We can’t achieve complete certainty now, but by closely characterizing the incidence and severity of COVID-19 infections occurring among those who are vaccinated, we should be able to answer these critical questions in real time as this new national policy is implemented. Close follow-up with vaccine recipients can be achieved with the “V-safe” post-vaccination health checking website.

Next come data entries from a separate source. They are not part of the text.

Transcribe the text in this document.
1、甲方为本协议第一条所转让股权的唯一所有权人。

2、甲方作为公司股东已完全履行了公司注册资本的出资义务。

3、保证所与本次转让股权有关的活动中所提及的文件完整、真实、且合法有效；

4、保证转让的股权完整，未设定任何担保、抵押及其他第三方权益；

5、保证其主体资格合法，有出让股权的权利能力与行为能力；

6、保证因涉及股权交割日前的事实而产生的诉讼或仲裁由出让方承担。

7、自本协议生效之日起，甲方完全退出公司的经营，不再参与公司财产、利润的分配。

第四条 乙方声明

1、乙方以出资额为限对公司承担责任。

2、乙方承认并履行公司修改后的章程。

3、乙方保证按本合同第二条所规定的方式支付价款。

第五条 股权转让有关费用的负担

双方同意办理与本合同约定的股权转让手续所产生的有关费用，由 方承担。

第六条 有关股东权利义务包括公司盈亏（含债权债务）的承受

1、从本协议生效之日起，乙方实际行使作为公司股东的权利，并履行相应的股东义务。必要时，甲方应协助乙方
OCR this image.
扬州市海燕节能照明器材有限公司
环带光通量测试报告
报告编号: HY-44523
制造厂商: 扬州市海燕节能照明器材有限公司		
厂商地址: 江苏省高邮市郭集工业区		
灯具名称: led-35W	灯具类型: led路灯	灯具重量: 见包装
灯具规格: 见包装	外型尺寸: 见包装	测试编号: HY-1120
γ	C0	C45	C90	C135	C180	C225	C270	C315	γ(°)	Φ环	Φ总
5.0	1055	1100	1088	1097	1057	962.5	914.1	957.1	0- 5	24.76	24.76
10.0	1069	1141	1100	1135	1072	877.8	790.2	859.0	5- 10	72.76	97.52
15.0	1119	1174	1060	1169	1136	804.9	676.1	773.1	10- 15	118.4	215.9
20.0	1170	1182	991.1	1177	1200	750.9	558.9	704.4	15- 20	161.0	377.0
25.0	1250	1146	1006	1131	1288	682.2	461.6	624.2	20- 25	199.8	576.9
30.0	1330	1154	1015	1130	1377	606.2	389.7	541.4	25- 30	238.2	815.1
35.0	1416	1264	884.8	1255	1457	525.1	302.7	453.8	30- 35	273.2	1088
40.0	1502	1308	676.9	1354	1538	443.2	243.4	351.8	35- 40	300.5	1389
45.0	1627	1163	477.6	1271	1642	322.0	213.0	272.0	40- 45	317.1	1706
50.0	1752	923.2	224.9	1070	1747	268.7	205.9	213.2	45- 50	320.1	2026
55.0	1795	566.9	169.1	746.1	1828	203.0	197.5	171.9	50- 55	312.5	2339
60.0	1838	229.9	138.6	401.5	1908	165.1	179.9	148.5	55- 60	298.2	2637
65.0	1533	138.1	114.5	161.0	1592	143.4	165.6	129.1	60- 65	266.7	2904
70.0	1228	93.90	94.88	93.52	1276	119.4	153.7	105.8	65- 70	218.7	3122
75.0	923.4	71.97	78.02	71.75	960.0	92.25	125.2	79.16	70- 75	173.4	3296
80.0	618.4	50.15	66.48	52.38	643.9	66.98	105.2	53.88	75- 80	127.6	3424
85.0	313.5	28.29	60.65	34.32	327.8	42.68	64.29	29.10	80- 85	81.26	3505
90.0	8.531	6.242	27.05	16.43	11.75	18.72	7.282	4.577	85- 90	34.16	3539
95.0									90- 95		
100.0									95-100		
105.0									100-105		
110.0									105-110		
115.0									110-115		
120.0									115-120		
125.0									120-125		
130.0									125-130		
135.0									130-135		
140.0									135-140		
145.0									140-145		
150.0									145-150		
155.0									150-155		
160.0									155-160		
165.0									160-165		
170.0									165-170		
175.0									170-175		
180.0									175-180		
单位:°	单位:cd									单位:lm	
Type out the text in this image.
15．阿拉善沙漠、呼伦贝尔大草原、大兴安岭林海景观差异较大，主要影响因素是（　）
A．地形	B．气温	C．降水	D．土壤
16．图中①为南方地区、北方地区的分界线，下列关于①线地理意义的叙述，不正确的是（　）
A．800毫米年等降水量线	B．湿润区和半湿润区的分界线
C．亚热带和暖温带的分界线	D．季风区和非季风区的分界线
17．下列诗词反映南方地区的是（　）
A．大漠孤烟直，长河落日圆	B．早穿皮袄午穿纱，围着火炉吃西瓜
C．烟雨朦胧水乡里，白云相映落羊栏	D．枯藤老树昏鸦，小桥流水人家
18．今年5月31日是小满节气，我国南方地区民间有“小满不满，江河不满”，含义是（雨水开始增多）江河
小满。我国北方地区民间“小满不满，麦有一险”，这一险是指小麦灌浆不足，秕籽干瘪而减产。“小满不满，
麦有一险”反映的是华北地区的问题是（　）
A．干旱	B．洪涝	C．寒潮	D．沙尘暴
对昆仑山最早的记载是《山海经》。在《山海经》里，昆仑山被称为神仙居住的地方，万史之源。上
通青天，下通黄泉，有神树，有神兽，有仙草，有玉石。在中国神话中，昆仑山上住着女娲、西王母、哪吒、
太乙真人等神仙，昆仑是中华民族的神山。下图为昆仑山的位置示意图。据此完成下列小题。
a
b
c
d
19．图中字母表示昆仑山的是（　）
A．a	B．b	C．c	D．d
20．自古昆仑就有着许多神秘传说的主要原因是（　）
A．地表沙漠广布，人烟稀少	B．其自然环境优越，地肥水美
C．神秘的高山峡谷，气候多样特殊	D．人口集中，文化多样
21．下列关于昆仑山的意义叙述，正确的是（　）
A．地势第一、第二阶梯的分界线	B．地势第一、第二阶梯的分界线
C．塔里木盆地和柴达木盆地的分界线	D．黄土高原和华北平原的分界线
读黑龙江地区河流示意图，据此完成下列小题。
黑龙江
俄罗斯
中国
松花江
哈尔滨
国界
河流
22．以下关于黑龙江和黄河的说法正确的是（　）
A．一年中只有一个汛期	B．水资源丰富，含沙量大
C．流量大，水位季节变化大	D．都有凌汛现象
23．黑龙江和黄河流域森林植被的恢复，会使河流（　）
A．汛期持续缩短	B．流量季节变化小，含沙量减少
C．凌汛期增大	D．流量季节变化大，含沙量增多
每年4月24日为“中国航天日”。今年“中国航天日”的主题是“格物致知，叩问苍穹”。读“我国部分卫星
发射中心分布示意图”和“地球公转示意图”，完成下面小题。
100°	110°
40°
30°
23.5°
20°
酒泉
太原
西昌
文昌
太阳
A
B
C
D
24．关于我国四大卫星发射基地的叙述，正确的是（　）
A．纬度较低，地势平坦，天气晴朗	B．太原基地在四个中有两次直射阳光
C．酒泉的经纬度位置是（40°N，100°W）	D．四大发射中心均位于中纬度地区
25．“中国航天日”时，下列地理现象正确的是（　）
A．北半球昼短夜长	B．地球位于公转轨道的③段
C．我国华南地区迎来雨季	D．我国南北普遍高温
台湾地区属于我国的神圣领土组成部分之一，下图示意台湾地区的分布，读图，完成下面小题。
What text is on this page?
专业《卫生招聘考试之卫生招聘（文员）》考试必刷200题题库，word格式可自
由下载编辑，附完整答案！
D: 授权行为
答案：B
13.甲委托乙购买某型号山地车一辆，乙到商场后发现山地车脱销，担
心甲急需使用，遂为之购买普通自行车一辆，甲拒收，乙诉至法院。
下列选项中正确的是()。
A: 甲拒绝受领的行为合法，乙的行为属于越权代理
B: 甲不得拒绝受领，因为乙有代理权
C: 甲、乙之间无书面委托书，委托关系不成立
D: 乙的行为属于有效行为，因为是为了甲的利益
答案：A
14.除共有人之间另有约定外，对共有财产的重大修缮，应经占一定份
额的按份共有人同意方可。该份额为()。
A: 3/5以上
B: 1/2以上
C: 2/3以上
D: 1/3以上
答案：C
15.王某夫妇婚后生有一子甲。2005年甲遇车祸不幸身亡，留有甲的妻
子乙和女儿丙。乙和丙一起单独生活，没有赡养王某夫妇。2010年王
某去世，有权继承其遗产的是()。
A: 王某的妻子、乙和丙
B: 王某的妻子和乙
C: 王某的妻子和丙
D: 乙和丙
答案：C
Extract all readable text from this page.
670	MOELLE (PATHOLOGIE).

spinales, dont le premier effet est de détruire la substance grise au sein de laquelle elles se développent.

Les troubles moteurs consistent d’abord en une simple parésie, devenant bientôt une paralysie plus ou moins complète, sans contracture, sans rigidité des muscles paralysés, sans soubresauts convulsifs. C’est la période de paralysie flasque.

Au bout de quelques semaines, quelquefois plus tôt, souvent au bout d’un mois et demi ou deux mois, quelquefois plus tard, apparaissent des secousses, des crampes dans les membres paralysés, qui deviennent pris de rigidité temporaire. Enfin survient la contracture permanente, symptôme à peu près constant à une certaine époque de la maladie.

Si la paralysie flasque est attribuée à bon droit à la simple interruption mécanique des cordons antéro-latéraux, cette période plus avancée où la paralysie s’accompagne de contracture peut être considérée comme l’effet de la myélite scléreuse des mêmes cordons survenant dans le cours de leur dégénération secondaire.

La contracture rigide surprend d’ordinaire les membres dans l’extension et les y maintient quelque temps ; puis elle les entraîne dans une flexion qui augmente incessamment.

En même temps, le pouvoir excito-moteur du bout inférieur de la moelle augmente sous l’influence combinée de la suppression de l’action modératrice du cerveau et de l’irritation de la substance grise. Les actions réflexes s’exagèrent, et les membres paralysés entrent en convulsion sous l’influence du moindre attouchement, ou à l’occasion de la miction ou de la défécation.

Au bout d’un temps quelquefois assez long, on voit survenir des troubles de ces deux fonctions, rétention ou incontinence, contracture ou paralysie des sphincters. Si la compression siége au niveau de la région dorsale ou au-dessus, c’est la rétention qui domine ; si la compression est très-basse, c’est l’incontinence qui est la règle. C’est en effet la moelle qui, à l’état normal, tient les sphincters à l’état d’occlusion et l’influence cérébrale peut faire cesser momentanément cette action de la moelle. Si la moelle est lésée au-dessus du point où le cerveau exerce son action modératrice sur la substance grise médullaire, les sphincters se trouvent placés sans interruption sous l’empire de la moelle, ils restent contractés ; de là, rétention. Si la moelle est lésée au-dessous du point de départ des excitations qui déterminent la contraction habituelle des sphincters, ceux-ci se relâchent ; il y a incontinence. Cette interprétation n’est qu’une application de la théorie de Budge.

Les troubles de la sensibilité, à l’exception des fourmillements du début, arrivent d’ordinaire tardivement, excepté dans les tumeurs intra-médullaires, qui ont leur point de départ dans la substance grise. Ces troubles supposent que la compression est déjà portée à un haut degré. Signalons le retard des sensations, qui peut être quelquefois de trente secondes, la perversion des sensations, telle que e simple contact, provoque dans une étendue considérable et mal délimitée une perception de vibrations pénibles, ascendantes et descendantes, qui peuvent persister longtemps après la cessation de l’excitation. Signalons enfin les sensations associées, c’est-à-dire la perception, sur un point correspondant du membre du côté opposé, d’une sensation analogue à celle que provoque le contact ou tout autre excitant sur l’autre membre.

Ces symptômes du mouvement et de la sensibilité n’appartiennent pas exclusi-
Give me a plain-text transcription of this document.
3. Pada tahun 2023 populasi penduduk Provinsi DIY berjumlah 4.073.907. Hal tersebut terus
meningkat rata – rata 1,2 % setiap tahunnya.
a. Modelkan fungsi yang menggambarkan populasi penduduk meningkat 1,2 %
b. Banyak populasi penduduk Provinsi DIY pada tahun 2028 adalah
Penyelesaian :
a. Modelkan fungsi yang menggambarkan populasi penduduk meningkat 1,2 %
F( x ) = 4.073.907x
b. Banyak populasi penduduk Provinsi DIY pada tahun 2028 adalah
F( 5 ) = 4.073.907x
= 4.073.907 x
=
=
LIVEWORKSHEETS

In January alone, between 50,000 to 100,000 Americans could die of COVID-19. Over the coming weeks, let’s now characterize the pros and cons of expediting the first dose of vaccine to those in abject need. Prioritizing first doses of the vaccine was a critical decision, but likely a shrewd and effective one that will save many lives. 

Guest writer Benjamin Sievers PZ ’22 is an EMT majoring in biology. He’s committed to putting diagnostic tests directly into our hands — starting with vulnerable populations, including those who are incarcerated.